Keywords

These keywords were added by machine and not by the authors. This process is experimental and the keywords may be updated as the learning algorithm improves.

Given the increasing amounts of RDF data available from multiple heterogenous sources, as evidenced by the Linked Open Data Cloud, there is a need to track provenance within RDF data management systems [1]. In [8], we presented TripleProv, a database system supporting the transparent and automatic capture of detailed provenance information for arbitrary queries. A key focus of TripleProv is the efficient implementation of provenance-enabled queries over large scale RDF datasets. TripleProv is based on a native RDF store, which we have extended with two different physical models to store provenance data on disk in a compact fashion. In addition, TripleProv supports several new query execution strategies to derive provenance information at two different levels of aggregation. At one level, the exact sources for a query results can be identified. The second, more detailed level, provides the full lineage of the query results including the various constraints, projections and joins involved in answering the query. In addition to these levels of aggregation at the data source level, we support tracking the provenance at the quadruple level. That is, every quad (i.e. tuple) is annotated and those annotations are tracked through the query processing pipeline. This tracking is done by leveraging the concept provenance polynomials [3]. That is capturing the provenance representation as a formula over tuples. Our work follows on from previous work on annotating or coloring RDF triples [2, 9] by focusing on both scale and query adaptivity.

At the logical level, we use two basic operators to express the provenance polynomials. The first one (\(\oplus \)) to represent unions of sources, and the second (\(\otimes \)) to represent joins between sources.

Unions are used in two cases when generating the polynomials. First, they are used when a constraint or a projection can be satisfied with triples coming from multiple sources (meaning that there are more than one instance of a particular triple which is used for a particular operation). The following polynomial:

$$ l1 \oplus l2 \oplus l3 $$

for instance, encodes the fact that a given result can originate from three different sources (\(l1\), \(l2\), or \(l3\)). Second, unions are also used when multiple entities satisfy a set of constraints or projections.

As for the join operator, it can also be used in two ways: to express the fact that sources were joined to handle a constraint or a projection, or to handle object-subject or object-object joins between a few sets of constraints. The following polynomial:

$$ (l1 \oplus l2) \otimes (l3 \oplus l4) $$

for example, encodes the fact that sources \(l1\) or \(l2\) were joined with sources \(l3\) or \(l4\) to produce results.

Provenance polynomials can be used to compute a trust or information quality score based on the sources used in the result.

TripleProv works on large scale real world data. We have tested the system on two datasets consisting of over 110 million triples each. Each dataset is roughly 25 GB in size. The datasets are drawn, respectively, from two crawls of the Web: the Billion Triple ChallengeFootnote 1 and the Web Data CommonsFootnote 2 [7].

Based on this foundation, this work presents preliminary results on adaptively modifying query execution based on provenance. Specifically, we have extended TripleProv to allow a specific list of sources (e.g. trusted sources) to be provided which are to be used when answering a query. Additionally, one can also specify a list of sources to avoid during query execution (e.g. a list of untrusted sources). The specified lists are checked at every stage of query execution process. This means that even at the level of intermediate results, which are not necessarily presented as an output, we ensure that these data sources are not touched. We note that this trigger based approach allows for potentially dynamic changes in the source list at query execution.

Such adaptive query processing is useful for a number of use cases. For instance, one could restrict the results of a query to certain subsets of sources or use provenance for access control such that only certain sources will appear in a query result. Identifying results (i.e., particular triples) with overlapping provenance is also another prospective use case. Additionally, one could detect whether a particular result would still be valid when removing a source dataset. We could also extend our approach to with Hartig’s tSPARQL [4] to be able to query trust annotations in combination with provenance sources.
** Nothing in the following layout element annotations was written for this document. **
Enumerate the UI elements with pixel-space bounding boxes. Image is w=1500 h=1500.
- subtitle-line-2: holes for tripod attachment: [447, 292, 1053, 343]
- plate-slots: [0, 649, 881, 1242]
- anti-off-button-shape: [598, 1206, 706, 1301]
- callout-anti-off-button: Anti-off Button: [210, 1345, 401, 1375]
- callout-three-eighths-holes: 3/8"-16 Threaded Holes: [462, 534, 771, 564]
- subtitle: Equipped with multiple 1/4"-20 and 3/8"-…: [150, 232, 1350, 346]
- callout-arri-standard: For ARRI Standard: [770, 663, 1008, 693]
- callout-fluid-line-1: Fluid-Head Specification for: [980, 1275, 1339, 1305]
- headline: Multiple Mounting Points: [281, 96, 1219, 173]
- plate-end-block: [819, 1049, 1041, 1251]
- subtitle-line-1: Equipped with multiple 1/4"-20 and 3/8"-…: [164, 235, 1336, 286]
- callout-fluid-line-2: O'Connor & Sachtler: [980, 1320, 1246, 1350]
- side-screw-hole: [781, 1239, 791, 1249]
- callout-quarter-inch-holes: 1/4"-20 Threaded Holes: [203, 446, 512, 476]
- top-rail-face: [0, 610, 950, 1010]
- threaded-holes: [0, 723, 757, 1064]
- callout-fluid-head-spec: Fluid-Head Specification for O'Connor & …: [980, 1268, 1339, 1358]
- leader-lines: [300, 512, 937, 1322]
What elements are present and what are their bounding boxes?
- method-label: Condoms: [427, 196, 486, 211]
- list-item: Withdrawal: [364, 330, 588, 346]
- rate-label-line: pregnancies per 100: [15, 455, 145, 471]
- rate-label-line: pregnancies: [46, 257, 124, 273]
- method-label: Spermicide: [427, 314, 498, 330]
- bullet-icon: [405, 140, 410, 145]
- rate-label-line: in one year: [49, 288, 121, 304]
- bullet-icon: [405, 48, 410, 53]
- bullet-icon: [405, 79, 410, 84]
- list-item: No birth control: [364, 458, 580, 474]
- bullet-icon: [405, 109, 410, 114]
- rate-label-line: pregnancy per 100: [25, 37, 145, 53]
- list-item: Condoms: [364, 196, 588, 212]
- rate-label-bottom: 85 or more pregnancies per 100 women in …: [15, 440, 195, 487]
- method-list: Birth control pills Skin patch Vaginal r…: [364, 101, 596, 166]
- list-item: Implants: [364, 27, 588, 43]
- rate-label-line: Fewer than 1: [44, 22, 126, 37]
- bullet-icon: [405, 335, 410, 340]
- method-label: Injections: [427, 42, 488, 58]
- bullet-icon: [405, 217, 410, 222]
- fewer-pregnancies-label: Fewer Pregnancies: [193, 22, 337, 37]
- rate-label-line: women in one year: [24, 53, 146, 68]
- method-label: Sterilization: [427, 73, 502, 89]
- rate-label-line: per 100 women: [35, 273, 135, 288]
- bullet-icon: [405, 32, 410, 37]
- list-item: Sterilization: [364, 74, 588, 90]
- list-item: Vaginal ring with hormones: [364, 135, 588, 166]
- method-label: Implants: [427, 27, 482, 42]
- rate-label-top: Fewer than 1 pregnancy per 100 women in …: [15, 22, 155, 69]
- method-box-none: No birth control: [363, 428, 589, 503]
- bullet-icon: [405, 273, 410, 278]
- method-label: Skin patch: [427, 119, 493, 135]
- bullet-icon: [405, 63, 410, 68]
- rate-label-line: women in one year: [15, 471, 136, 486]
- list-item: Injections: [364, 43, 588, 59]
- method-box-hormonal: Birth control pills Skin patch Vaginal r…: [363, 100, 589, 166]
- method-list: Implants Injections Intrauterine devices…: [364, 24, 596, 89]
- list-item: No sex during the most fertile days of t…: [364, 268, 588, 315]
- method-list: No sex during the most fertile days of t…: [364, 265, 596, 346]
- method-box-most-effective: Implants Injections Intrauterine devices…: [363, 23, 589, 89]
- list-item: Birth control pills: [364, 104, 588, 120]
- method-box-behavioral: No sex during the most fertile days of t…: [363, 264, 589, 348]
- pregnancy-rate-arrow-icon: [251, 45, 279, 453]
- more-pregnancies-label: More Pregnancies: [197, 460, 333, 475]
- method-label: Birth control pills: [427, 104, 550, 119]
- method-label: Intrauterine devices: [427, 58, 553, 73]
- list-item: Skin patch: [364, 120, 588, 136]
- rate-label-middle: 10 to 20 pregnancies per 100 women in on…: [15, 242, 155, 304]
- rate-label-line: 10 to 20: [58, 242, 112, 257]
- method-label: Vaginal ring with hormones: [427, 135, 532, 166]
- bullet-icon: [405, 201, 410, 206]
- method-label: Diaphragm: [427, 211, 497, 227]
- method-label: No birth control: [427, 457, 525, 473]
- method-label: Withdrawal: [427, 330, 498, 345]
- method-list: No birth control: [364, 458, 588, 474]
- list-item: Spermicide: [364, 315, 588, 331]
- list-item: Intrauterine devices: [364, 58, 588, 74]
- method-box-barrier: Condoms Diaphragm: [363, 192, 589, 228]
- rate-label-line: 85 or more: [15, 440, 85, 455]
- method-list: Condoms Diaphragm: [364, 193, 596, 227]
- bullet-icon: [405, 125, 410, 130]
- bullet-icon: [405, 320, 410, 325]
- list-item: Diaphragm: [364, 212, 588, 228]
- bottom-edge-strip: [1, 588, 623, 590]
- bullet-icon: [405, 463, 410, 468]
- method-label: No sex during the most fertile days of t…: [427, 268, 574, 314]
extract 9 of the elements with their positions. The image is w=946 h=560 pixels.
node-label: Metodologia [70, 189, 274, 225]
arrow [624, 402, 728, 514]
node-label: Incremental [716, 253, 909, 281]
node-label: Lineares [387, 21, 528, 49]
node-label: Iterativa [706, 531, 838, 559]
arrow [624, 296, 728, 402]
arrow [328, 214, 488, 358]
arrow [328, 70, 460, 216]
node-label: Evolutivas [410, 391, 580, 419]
In [8], we found that provenance tracking within the database caused between a 60–70% overhead. While this is acceptable for many use cases, it would be beneficial if the performance would be faster. We believe that by taking advantage of knowing data provenance one could potentially optimize the performance of the database. We note that our approach focused on adjusting the pipeline of query processing verses querying provenance after the fact as in other systems [5, 6]. An interesting area of work would be to study the trade off between runtime query adaptation based on provenance and post hoc provenance queries.

This work is a first step towards showing how provenance can be used to make it easier to work with heterogenous RDF data.